As I am wont to do, I bought myself a treat after returning the shoes and texting Zach to tell him his wife sucks at driving. I stopped in the adorable Kenton neighborhood at Prince Coffee to pick up a latte, and to use their dang bathroom because the one at the Adidas store required security clearance. I said I wanted something iced, sweet, and coffee, and the barista (who I think is also the owner) suggested a latte whose name I didn’t catch because I am the worst blogger and for real I had to pee. I chose the 16 oz. and it was $5 even, so pretty regular pricing. The milk:espresso:flavor ratio was a little on the milky side (oh ew that is not a good band name at all) but the flavor (whatever it may be!) was perfectly sweet and slightly spicy, like cinnamon and brown sugar (which, if the menu I found on Yelp is still in rotation, makes me guess it might be the “stroop” flavor since stroopwafels are those flavors). I didn’t try a wafel–they were out on the counter really close to where a child or even regular person might try to breathe or touch them and no thanks. The neighborhood was easily walkable and Instagrammable, so parking up the street and strolling a few blocks was enjoyable, even with my stupid aching leg.

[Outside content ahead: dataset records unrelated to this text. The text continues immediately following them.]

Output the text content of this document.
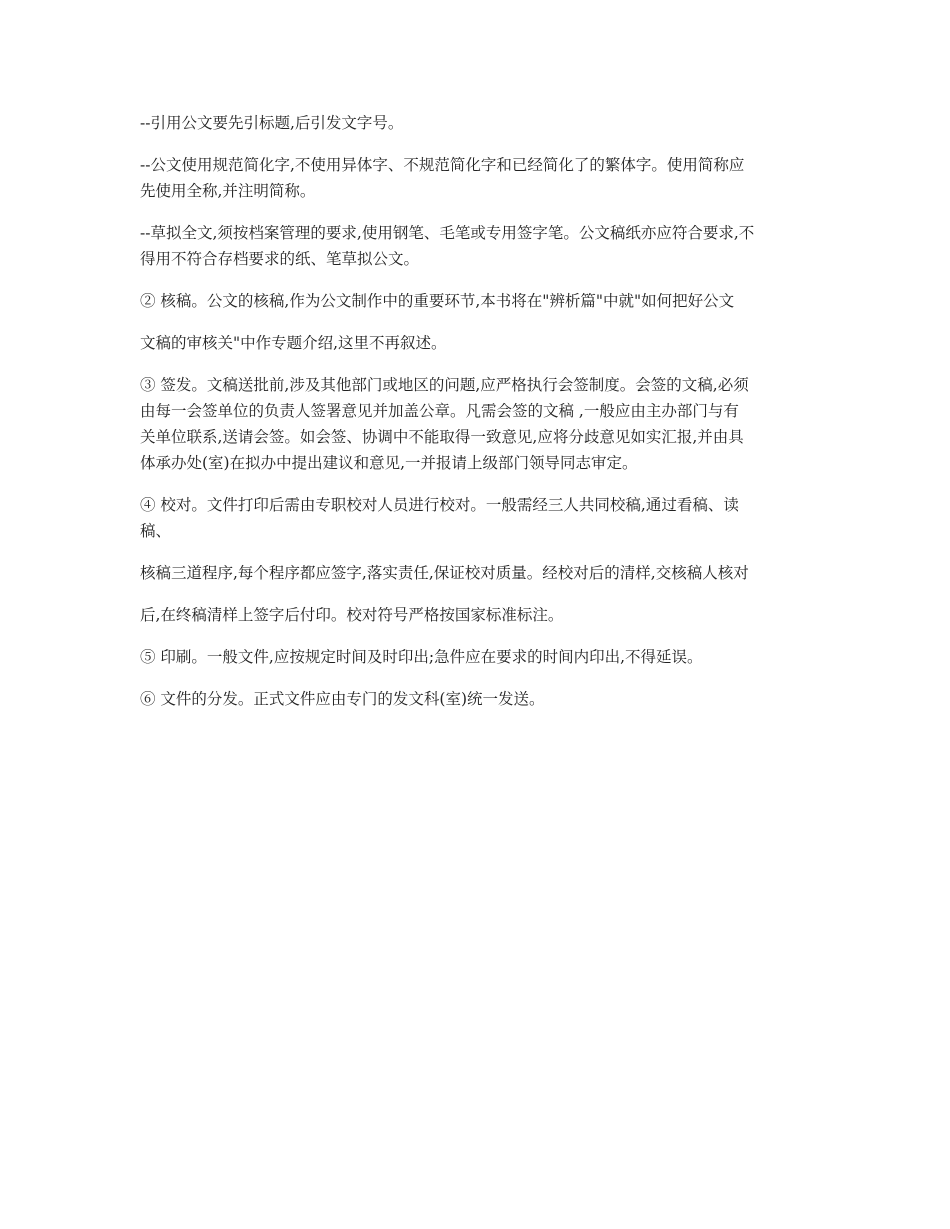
--引用公文要先引标题,后引发文字号。

--公文使用规范简化字,不使用异体字、不规范简化字和已经简化了的繁体字。使用简称应
先使用全称,并注明简称。

--草拟全文,须按档案管理的要求,使用钢笔、毛笔或专用签字笔。公文稿纸亦应符合要求,不
得用不符合存档要求的纸、笔草拟公文。

② 核稿。公文的核稿,作为公文制作中的重要环节,本书将在"辨析篇"中就"如何把好公文

文稿的审核关"中作专题介绍,这里不再叙述。

③ 签发。文稿送批前,涉及其他部门或地区的问题,应严格执行会签制度。会签的文稿,必须
由每一会签单位的负责人签署意见并加盖公章。凡需会签的文稿 ,一般应由主办部门与有
关单位联系,送请会签。如会签、协调中不能取得一致意见,应将分歧意见如实汇报,并由具
体承办处(室)在拟办中提出建议和意见,一并报请上级部门领导同志审定。

④ 校对。文件打印后需由专职校对人员进行校对。一般需经三人共同校稿,通过看稿、读
稿、

核稿三道程序,每个程序都应签字,落实责任,保证校对质量。经校对后的清样,交核稿人核对

后,在终稿清样上签字后付印。校对符号严格按国家标准标注。

⑤ 印刷。一般文件,应按规定时间及时印出;急件应在要求的时间内印出,不得延误。

⑥ 文件的分发。正式文件应由专门的发文科(室)统一发送。
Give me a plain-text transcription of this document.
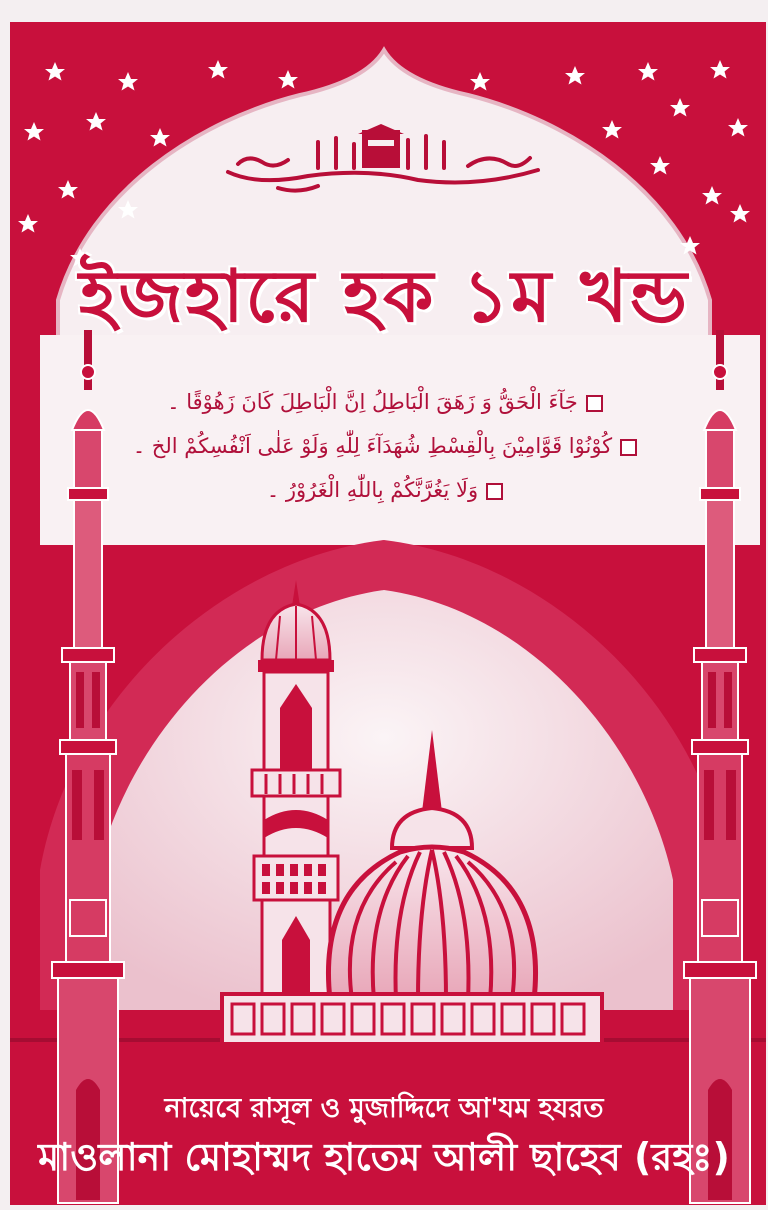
ইজহারে হক ১ম খন্ড
جَآءَ الْحَقُّ وَ زَهَقَ الْبَاطِلُ اِنَّ الْبَاطِلَ كَانَ زَهُوْقًا ۔
كُوْنُوْا قَوَّامِيْنَ بِالْقِسْطِ شُهَدَآءَ لِلّٰهِ وَلَوْ عَلٰى اَنْفُسِكُمْ الخ ۔
وَلَا يَغُرَّنَّكُمْ بِاللّٰهِ الْغَرُوْرُ ۔
নায়েবে রাসূল ও মুজাদ্দিদে আ'যম হযরত
মাওলানা মোহাম্মদ হাতেম আলী ছাহেব (রহঃ)
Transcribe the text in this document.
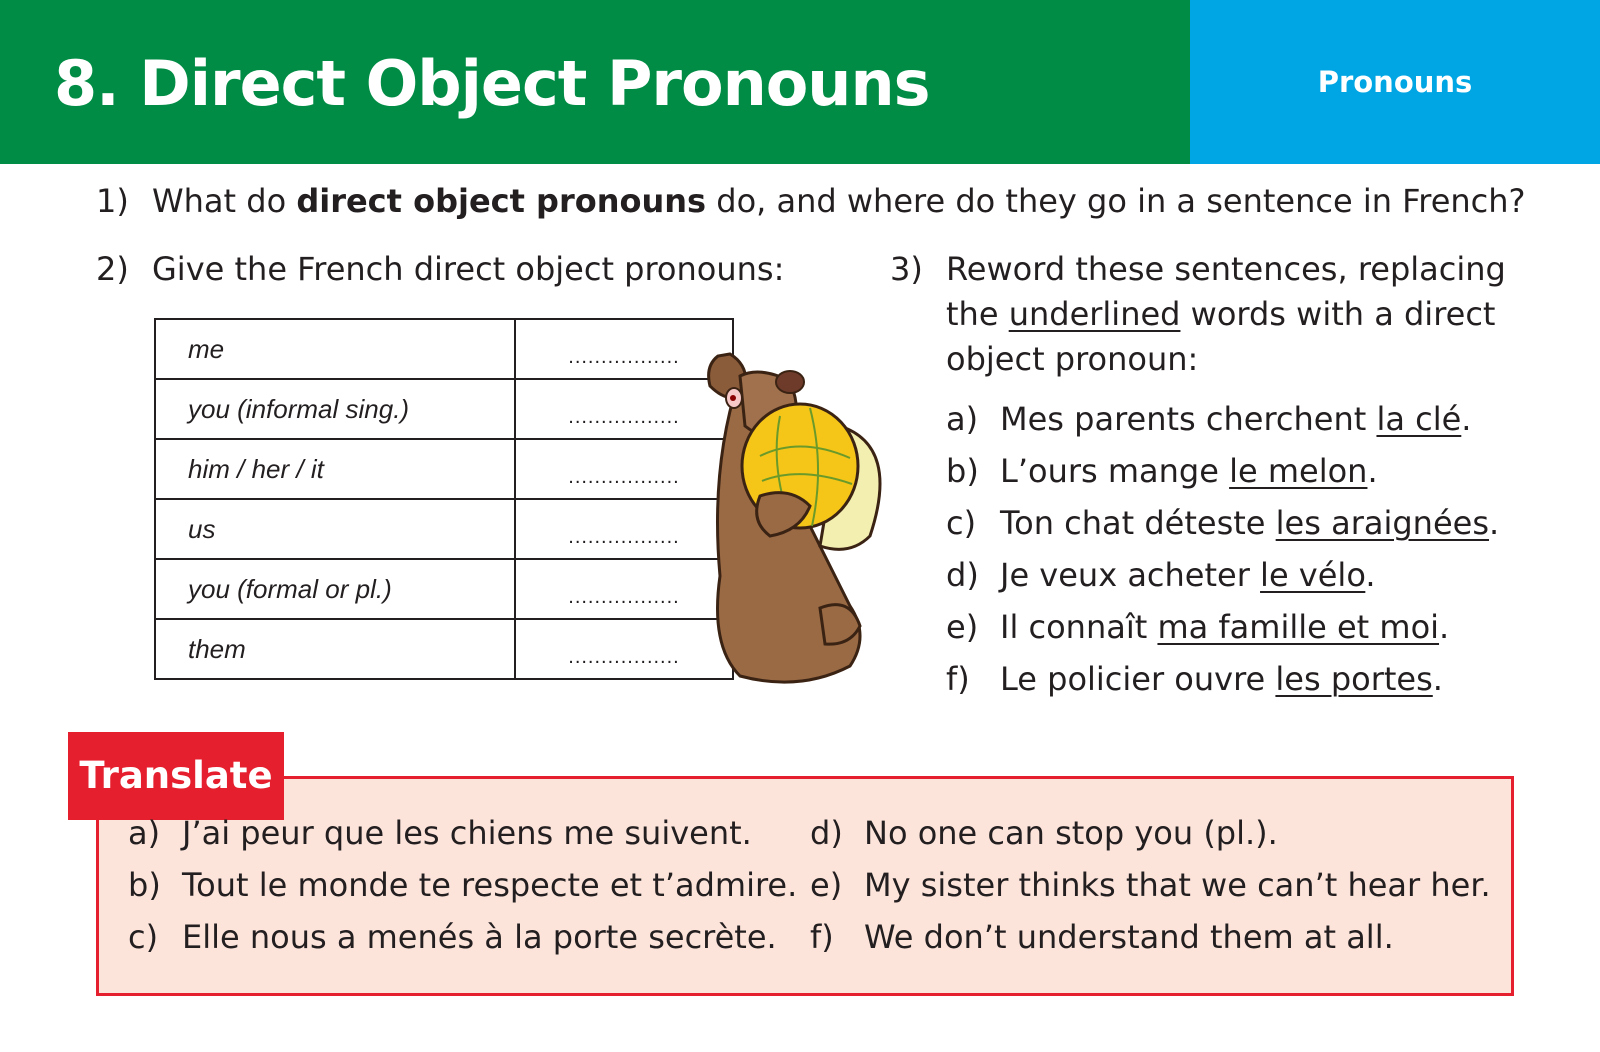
8. Direct Object Pronouns	Pronouns
1) What do direct object pronouns do, and where do they go in a sentence in French?
2) Give the French direct object pronouns:
me	.................
you (informal sing.)	.................
him / her / it	.................
us	.................
you (formal or pl.)	.................
them	.................
3) Reword these sentences, replacing
the underlined words with a direct
object pronoun:
a) Mes parents cherchent la clé.
b) L’ours mange le melon.
c) Ton chat déteste les araignées.
d) Je veux acheter le vélo.
e) Il connaît ma famille et moi.
f) Le policier ouvre les portes.
Translate
a) J’ai peur que les chiens me suivent.
b) Tout le monde te respecte et t’admire.
c) Elle nous a menés à la porte secrète.
d) No one can stop you (pl.).
e) My sister thinks that we can’t hear her.
f) We don’t understand them at all.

As you may have noticed, I don’t generally wear flat shoes, and even less frequently do I wear anything that could remotely be considered “athletic”. In my youth I was more inclined towards jeans and casual men’s footwear, and I used to looooove Adidas. I had Sambas in both green & black, Superstars in at least 3 different color combos, and some name-I-can’t-remember retro running shoes I found in a Salvation Army in one of my summer Portland visits as a kid. My cousin’s husband (my cousband?) works at Adidas and very generously got some friends and I into the employee store earlier this week (hence my ill-fated return trip), and I went a little crazy. I nearly walked away with 4 pairs of shoes, but limited myself to two since I can’t even remember the last time I went out in public shod in footwear with flat laces. I scored Gazelles in both blue and red, and actually wore the blue ones for the rest of the day. I was so comfortable, I spent most of the day dreaming up ways I could marry my love of sporty footwear with my passion for pantless fashion, and I came up empty. And then I fell down, probably because my feet don’t know how to be that relaxed and just gave up entirely. I tried to wear the new red shoes out yesterday, but they were a half-size smaller than the blue ones so they weren’t going to work out, and I was relieved because you guys, Adidas on my stumpy canks is not a good look. Exhibit A: my Retrolicious shark dress, red We Love Colors tights, these comfortable-ass shoes, and Bea’s Kate Spade bag which she is kindly letting me borrow. Today at Prince Coffee, two women were like “Love your bag!” and I said, “Oh it’s actually my friend’s, so I guess we can’t be friends anymore. I think I’m going to delete her number.” Because seriously, that is how cute this bag is, I would abandon my best friend for it. (JK Beasus, you know where I live and this purse has never bought me Chick-fil-A.) I keep bidding on them on Ebay but they go for $800+ and while I love spending money, I do not love it quite that much.


Hey look at that, I finally blogged after quite the procrastination streak there. Too bad I’ve exceeded my latte allowance (a-latte-ment?) because my treat meter is once again empty. That’s how all adults cope right? Not just me?

2 thoughts on “Drivin’ & Cryin’

  1. Your dad loves to tell the story of your very first driving lesson. He sat you down beforehand and patiently talked about the car and the engine and how powerful you were going to be behind the wheel and how important it was to be careful and how, if you followed the rules of physics, everything would work as it should, and you would be the absolute master of the machine. Then he turned to me and asked if I had any last words of wisdom before you took this big step into adulthood, and I said: “Try not to cry.”